Monday, December 29, 2008

Warmest Wishes in 2009

Legacy institutions are partially to blame for our country’s current recession. America has industrial-age business models functioning in a twenty-first century governed by knowledge workers and technology. Unfortunately, the automotive industry, government (think public schools, Social Security, Medicare/Medicaid and the postal service, for starters), airlines, printed news and people are struggling to adjust to the realities of today’s marketplace. Some have already gone along the wayside, like Anheuser-Busch!

As I have disdainfully listened to the debate on bailing out the auto industry, I am reminded about how many of the aforementioned industries in our country need change, but not in the form of a taxpayer bailout. I’m reminded of the system of government that we have adopted in America called capitalism. Pure capitalism was conceived as a self-regulating and self-adjusting economy, which does not have significant economic intervention by government. So, how did we get here?

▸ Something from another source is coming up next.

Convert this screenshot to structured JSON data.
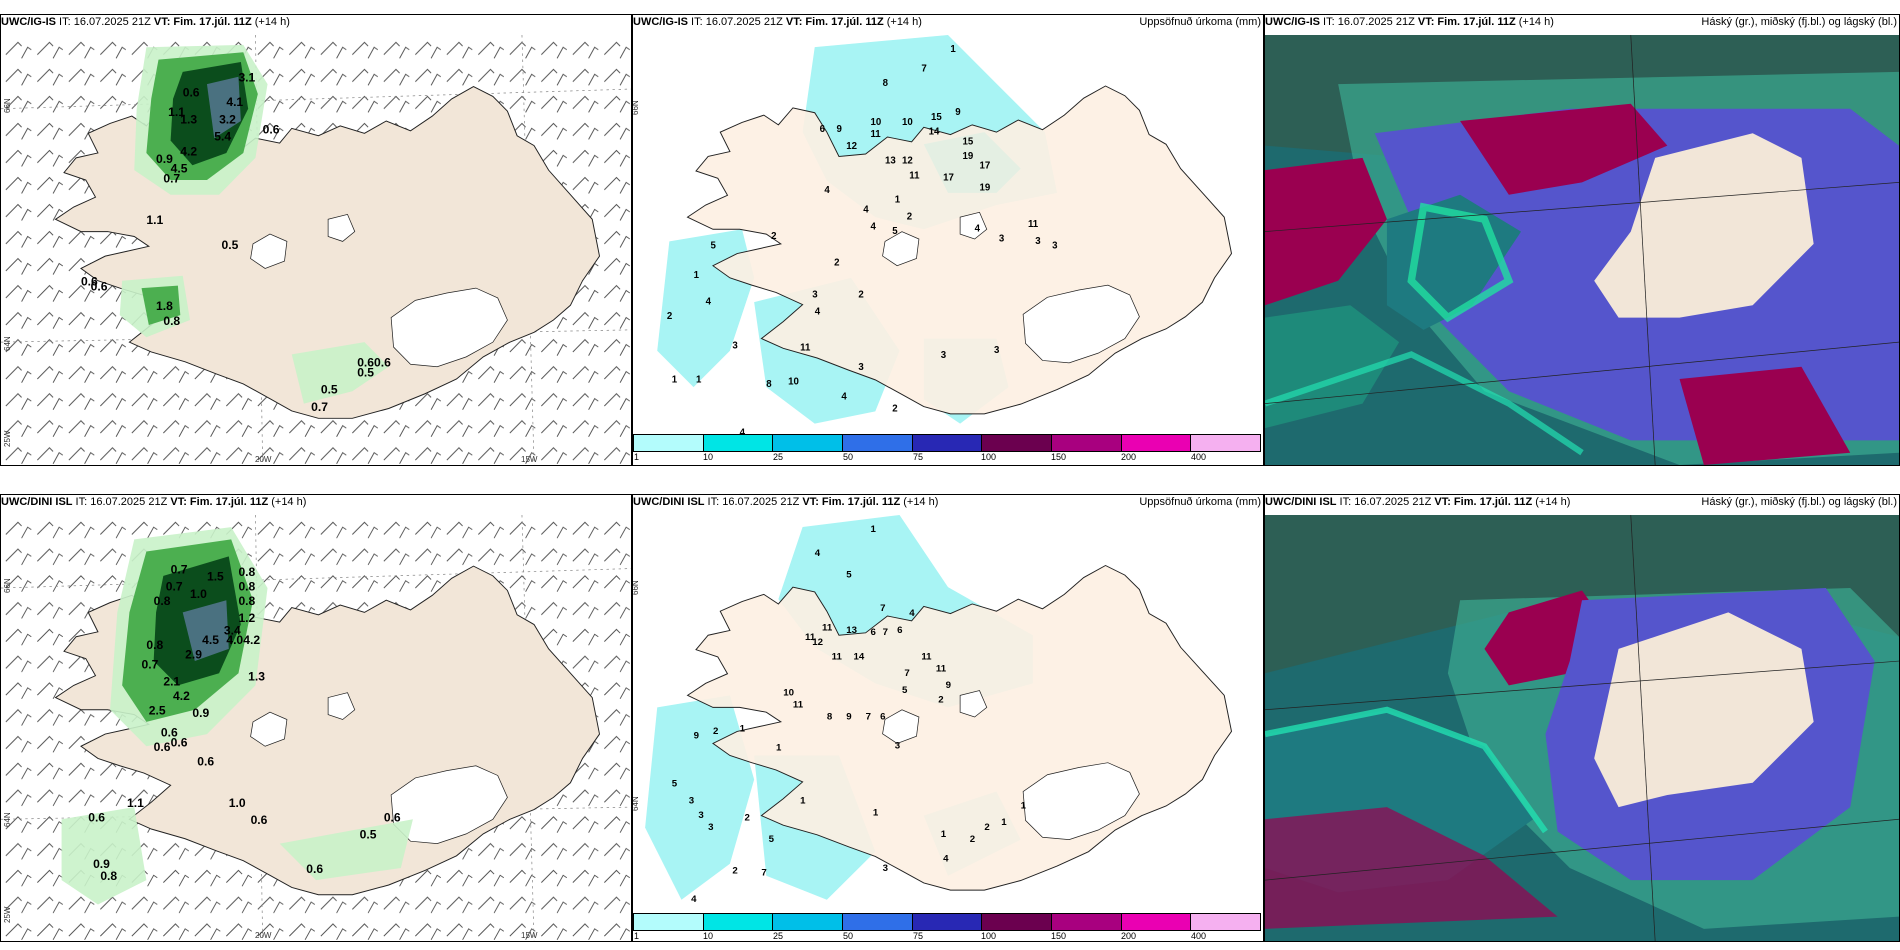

America has become a country where failure is not an option even though our economic system demands it. This holiday season, my family has counted our blessings as we have friends and family members out of work, struggling and wondering when the recovery will begin. For the most part, they are victims of a culture of culpability, not their own. At its core are some American industries’ refusals to change from doing things the way they have always been done.

A few suggestions:

Auto makers might consider eliminating the dealer model. Bargaining at a point of sale for a product which has fixed costs that do not change once the car is off the line does not make much sense. The out-of-work sales staff of dealerships is a victim in the change. Also, the obvious reorganization of union contracts is a must.

Social Security needs to be privatized so people can safely invest their retirement in interest-bearing accounts that they control, not the government. The current “Social Security Trust Fund” model is inaccurate. There is no trust and there is no fund. Also, raise the age. Americans live longer today than when the program was started.

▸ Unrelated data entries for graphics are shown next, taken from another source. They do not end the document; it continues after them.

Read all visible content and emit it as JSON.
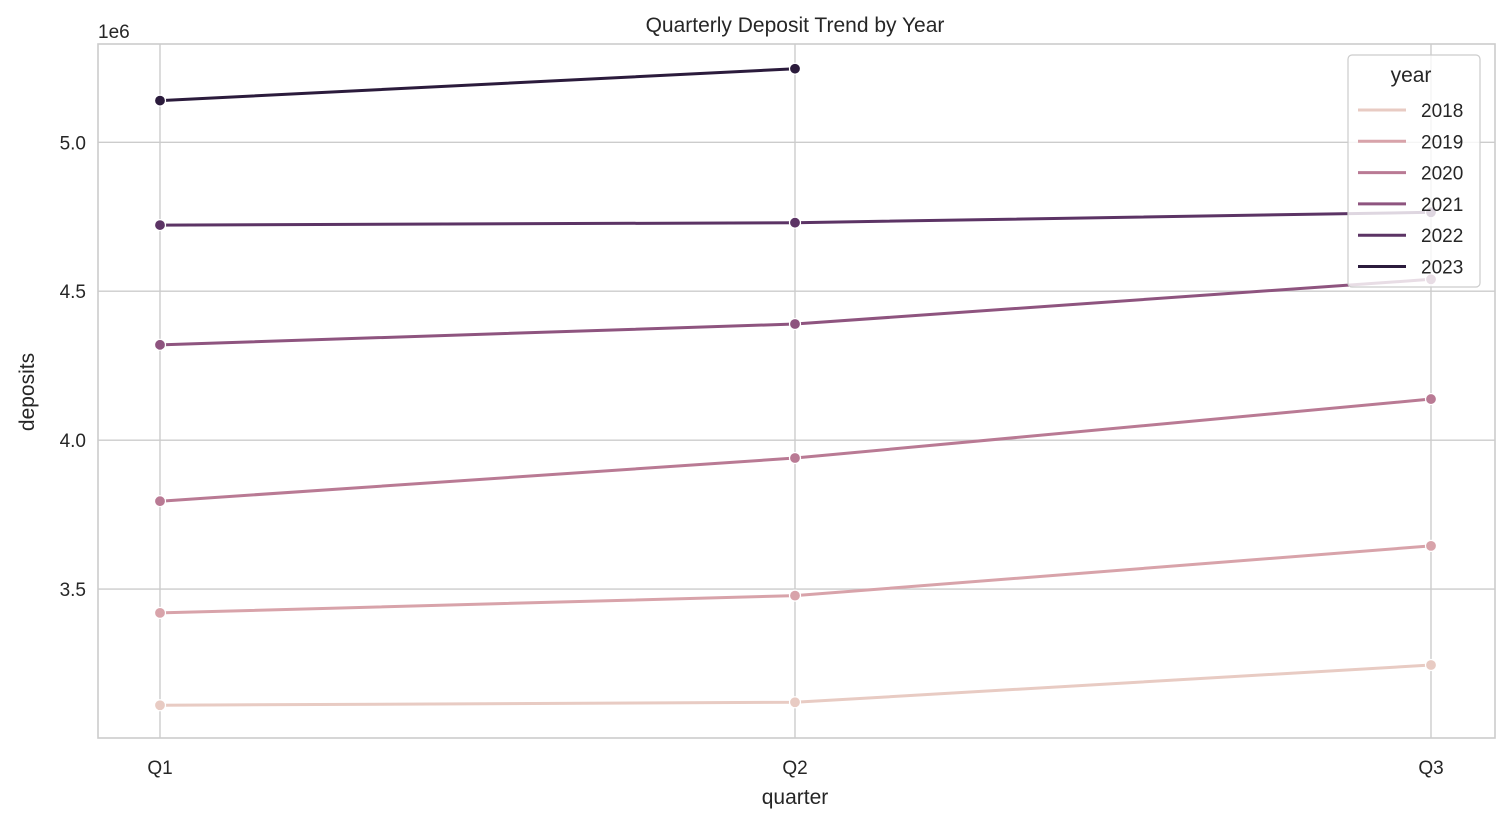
{
  "chart_data": {
    "type": "line",
    "title": "Quarterly Deposit Trend by Year",
    "xlabel": "quarter",
    "ylabel": "deposits",
    "y_offset_label": "1e6",
    "y_scale_factor": 1000000,
    "categories": [
      "Q1",
      "Q2",
      "Q3"
    ],
    "ylim": [
      3000000,
      5330000
    ],
    "y_ticks": [
      3500000,
      4000000,
      4500000,
      5000000
    ],
    "y_tick_labels": [
      "3.5",
      "4.0",
      "4.5",
      "5.0"
    ],
    "grid": true,
    "markers": true,
    "legend": {
      "title": "year",
      "placement": "top-right"
    },
    "series": [
      {
        "name": "2018",
        "color": "#e8cbc3",
        "values": [
          3110000,
          3120000,
          3245000
        ]
      },
      {
        "name": "2019",
        "color": "#d8a3aa",
        "values": [
          3420000,
          3478000,
          3645000
        ]
      },
      {
        "name": "2020",
        "color": "#b97a94",
        "values": [
          3795000,
          3940000,
          4138000
        ]
      },
      {
        "name": "2021",
        "color": "#8e547f",
        "values": [
          4320000,
          4390000,
          4540000
        ]
      },
      {
        "name": "2022",
        "color": "#5c3465",
        "values": [
          4722000,
          4730000,
          4765000
        ]
      },
      {
        "name": "2023",
        "color": "#2b1b3c",
        "values": [
          5140000,
          5247000,
          null
        ]
      }
    ]
  }
}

Medicare and Medicaid need to be completely overhauled. It is so convoluted that this blog does not have time to discuss. Gov. Bobby Jindal (Louisiana) has good ideas.

Public education is broken, but hope abounds with variations of private fee-for-service schooling models popping up everywhere. The Constitution does not specify that the government should pay for schools. Lets blow up the current model and have a mix of public, private, religious, charter, etc. schools from which parents can choose. They should be publicly subsidized, but not at today’s levels. Each community should choose a mix that is right for them. There is no one-size-fits-all.

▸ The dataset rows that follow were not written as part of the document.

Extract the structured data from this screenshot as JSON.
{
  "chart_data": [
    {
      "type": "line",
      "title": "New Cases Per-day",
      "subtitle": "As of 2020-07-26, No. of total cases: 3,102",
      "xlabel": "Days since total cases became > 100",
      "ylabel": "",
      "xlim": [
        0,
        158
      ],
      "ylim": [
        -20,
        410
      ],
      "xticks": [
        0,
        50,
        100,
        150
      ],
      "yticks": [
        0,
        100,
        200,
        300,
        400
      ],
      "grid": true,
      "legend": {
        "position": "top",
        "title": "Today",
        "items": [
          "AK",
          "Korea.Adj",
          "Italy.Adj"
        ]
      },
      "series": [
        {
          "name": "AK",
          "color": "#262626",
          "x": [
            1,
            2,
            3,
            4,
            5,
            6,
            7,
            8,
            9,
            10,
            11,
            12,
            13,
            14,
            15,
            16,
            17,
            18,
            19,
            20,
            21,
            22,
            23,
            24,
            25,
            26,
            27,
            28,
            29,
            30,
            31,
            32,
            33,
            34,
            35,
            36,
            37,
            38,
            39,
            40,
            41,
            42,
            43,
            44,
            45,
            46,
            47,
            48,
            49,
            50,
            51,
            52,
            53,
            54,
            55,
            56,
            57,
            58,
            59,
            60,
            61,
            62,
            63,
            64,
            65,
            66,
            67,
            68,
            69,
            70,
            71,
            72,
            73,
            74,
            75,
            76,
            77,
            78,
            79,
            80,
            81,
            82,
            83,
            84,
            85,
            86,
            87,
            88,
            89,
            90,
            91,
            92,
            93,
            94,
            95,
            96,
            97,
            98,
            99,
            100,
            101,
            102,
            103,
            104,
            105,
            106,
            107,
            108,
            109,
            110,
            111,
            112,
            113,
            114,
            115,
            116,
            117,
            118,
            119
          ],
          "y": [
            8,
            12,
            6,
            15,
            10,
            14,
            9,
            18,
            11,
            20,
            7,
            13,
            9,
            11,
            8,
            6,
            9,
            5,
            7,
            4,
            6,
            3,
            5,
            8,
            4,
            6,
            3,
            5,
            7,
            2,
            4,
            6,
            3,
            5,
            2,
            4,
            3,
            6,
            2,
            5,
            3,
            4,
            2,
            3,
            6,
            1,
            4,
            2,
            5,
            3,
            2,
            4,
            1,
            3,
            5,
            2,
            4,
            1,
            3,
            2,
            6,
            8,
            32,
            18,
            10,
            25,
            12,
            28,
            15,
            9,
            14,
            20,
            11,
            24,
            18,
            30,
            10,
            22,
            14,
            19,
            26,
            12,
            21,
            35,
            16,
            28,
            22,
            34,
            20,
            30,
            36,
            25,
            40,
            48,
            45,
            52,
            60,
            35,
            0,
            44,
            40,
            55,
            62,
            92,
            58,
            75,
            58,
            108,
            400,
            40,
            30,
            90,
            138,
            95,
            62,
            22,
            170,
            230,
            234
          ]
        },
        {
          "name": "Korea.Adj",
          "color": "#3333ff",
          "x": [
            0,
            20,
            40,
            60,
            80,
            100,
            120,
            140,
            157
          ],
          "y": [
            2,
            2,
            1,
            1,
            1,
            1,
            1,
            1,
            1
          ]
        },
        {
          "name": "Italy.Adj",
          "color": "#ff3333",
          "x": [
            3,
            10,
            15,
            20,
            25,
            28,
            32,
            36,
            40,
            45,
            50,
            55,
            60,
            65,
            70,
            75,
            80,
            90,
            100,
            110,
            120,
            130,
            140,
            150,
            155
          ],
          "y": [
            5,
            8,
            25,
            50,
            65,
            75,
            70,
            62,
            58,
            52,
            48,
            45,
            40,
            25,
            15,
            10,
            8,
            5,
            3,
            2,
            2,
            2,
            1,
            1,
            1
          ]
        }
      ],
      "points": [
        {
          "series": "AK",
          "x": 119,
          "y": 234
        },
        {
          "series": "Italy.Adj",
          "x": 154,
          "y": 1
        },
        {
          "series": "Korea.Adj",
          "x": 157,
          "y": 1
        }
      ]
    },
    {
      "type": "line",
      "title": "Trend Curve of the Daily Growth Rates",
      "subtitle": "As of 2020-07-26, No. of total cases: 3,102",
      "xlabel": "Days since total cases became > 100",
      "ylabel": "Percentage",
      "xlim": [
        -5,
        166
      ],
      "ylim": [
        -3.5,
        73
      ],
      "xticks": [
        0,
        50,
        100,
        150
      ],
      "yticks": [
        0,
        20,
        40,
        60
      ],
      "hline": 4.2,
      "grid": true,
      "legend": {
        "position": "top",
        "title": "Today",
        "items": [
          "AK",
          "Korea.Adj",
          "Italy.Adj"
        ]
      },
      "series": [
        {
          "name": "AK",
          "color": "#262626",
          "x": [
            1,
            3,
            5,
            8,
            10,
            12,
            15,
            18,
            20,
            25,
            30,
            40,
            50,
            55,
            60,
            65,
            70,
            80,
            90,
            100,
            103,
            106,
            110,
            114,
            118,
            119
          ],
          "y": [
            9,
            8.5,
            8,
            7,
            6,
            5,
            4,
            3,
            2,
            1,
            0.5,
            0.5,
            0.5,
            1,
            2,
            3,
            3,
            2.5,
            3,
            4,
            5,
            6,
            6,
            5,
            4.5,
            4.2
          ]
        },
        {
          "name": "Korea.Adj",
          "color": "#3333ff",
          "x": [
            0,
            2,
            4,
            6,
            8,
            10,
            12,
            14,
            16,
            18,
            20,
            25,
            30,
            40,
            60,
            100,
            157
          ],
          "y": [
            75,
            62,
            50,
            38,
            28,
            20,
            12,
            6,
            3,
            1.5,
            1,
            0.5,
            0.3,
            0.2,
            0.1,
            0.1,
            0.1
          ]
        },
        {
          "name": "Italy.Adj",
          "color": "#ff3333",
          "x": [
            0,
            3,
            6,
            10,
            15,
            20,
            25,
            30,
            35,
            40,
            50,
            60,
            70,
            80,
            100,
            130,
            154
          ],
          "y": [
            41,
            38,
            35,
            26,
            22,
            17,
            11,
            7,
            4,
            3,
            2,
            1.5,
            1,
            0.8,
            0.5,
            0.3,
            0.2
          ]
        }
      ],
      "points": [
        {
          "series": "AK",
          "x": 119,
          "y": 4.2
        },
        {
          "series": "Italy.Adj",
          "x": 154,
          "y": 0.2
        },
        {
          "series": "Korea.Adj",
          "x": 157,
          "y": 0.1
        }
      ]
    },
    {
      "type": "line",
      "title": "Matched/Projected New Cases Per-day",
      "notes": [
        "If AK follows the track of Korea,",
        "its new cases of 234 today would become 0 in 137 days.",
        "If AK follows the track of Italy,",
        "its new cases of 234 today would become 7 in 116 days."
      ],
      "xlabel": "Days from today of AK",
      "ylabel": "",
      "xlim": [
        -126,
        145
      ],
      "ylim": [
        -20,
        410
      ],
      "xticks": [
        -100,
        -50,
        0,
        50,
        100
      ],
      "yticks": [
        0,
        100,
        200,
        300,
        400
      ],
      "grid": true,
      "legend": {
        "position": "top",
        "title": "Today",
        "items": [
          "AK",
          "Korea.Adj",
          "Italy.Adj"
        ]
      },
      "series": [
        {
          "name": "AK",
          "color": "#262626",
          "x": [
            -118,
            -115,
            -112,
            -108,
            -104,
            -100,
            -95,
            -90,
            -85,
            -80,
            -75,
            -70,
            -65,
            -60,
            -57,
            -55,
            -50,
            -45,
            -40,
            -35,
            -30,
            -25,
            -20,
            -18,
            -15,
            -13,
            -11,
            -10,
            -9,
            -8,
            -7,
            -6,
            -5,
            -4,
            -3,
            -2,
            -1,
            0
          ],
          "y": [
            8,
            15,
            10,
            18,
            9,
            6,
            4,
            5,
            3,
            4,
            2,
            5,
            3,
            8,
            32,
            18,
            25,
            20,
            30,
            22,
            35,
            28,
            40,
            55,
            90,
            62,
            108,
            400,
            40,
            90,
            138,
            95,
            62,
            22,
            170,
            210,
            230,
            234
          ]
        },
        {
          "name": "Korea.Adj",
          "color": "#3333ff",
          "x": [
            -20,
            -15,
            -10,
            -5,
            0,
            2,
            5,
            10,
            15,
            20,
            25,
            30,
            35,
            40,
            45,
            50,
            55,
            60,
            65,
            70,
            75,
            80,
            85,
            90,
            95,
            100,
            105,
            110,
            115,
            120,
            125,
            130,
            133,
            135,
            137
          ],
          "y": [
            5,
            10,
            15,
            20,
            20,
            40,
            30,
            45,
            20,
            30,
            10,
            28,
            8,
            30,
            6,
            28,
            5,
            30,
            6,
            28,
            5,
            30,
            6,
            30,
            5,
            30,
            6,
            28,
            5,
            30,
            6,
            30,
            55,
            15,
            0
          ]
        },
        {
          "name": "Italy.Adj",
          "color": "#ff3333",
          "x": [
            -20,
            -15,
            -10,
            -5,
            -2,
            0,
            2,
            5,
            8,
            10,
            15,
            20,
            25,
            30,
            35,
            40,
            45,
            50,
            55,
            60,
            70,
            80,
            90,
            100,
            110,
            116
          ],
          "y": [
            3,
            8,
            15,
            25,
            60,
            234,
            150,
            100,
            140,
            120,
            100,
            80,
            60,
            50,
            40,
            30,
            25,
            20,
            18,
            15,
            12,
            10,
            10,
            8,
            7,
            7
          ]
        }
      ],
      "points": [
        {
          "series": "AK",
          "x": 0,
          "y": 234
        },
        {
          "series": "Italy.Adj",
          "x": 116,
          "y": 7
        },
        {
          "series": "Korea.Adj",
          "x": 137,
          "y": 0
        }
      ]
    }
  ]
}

The United State Postal Service needs to be sold to Fed Ex or DHL (or the highest bidder). This is an easy one.

Airlines are above water today because of low gas prices. All legacy airlines need to reorganize and adopt a better business model (think Jet Blue or Southwest). Some may actually try to predict future consumer behavior like personal air travel on smaller jets. Also, the obvious reorganization of union contracts is a must.

Printed news is almost dead. In an obvious innovative move, the Detroit Free Press and the Detroit News plan to go paperless. Printing a paper and delivering it to consumers’ door is no longer a requisite for news gathering. Especially when the internet and radio and television can deliver the same news. Dogs everywhere may protest the elimination of picking up the paper for their masters. Plastic sleeve makers may go out of business. Thought leaders will still read the news and opinions of the day, but maybe not in print. Advertisers will still buy online and in limited print.

People need to adjust as well. With a new administration coming into office, the euphoria of new entitlement programs is sure to grip hard-working Americans. People must resist asking the government for a further bailout. Times are changing. Two hundred-plus years of capitalism has served America well. We will emerge from the recession a stronger country only if our behavior changes and we believe in overcoming personal challenges. Legacy institutions are part of the problem. We need them, but we need them operating from the realities of today’s economy.